Setting up the spawner objects was incredibly enjoyable, and the end outcome proved highly satisfying. The primary goal was to export these spawner objects along with the level data for efficient spawning. Instead of creating cubes and hiding them in the game as spawn positions, which would lead to unnecessary processing, I opted for a different approach using Blenders curve objects.

Similarly to meshes, curves have a transform matrix, which is crucial for export. I chose circle curves for simplicity, duplicating them to create multiple spawners. Notably, the scale of each circle curve is embedded in its matrix, allowing me to denote the scale of the spawned lava balls based on the randomly chosen spawner's scale.

Level 1 top-down view
Level 2 top-down view
Level 3 top-down view

Top-down views of levels 1-3 in Blender. Note the varied scale of each of the spawners. This is one way that I took advantage of Blender to randomize each of the lava rocks.

Next, the goal is to introduce more variety to the spawned objects when they appear. To achieve this, custom properties needed to be exported with each spawner object. This approach eliminates the need for extensive hardcoding on the importer side and provides greater flexibility in configuring specific attributes for different objects on the Blender side, making tuning these properties incredibly easier.
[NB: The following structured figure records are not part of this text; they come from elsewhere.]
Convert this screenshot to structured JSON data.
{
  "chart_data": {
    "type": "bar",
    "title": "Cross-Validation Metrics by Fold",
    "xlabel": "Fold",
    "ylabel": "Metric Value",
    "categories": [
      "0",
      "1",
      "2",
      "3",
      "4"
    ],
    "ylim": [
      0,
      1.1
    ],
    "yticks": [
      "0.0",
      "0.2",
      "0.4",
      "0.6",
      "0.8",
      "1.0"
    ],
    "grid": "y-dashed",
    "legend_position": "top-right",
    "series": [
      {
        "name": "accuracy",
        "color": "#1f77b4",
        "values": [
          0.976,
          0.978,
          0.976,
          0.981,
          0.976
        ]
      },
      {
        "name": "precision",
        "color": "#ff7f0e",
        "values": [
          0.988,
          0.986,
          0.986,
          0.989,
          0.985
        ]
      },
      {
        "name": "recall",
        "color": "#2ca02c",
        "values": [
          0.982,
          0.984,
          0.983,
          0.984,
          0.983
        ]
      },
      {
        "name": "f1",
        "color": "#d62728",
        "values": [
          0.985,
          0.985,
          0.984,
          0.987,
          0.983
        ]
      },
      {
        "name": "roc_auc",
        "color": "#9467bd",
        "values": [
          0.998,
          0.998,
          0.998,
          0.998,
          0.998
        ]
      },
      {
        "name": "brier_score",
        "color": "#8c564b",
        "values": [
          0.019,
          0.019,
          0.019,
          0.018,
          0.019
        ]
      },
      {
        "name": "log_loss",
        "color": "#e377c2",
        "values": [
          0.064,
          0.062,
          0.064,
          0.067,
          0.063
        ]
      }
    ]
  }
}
A crucial custom property I devised for adding variety to each lava rock is the "spawn force," serving as an "upward force multiplier." This allows me to adjust the force with which certain spawners launch the lava ball, creating noticeable differences, particularly evident in level 3.

In this level, the lava rocks between major platforms are propelled with more force than the others scattered throughout the map for more decorative purposes.

Finally, the primary focus of the overall problem centered around the spawner system itself. An excellent feature I found in FLECS was its built-in Timer Plugin, which proved immensely useful. This plugin allows me to execute any system at specified intervals, easily adjusted in my Initialization code.

FLECS interval

A look at how the spawner system is calling the spawn function continuously over an interval of time

Following these intervals, I aim to spawn a random number of lava rocks, each originating from a unique, randomly selected spawner. Additionally, I want each lava rock to possess random attributes such as rotation, upward velocity, and mass. This approach introduces a considerable amount of variety to each lava rock, enhancing the overall appearance of randomness. Some of these pseudo-random numbers are pre-generated during level-initialization, while others are computed on the spot, such as a random integer for array indexing or determining whether to flip angular velocity across an axis to be either negative or positive. It's worth noting that a small random deviation is added to the mass of each lava rock as well, contributing further to the variety as gravity affects them.

Random lava rocks

The bulk of this code shows how the number of lava rocks to spawn in this wave is determined. By also using a std::set data structure, I prevent duplications of the same spawner index. This ensures that two lava rocks don't spawn out of the same spawner.

Instantiation of lava rock

This function is what sets all of the properties for a single lava rock being instantiated.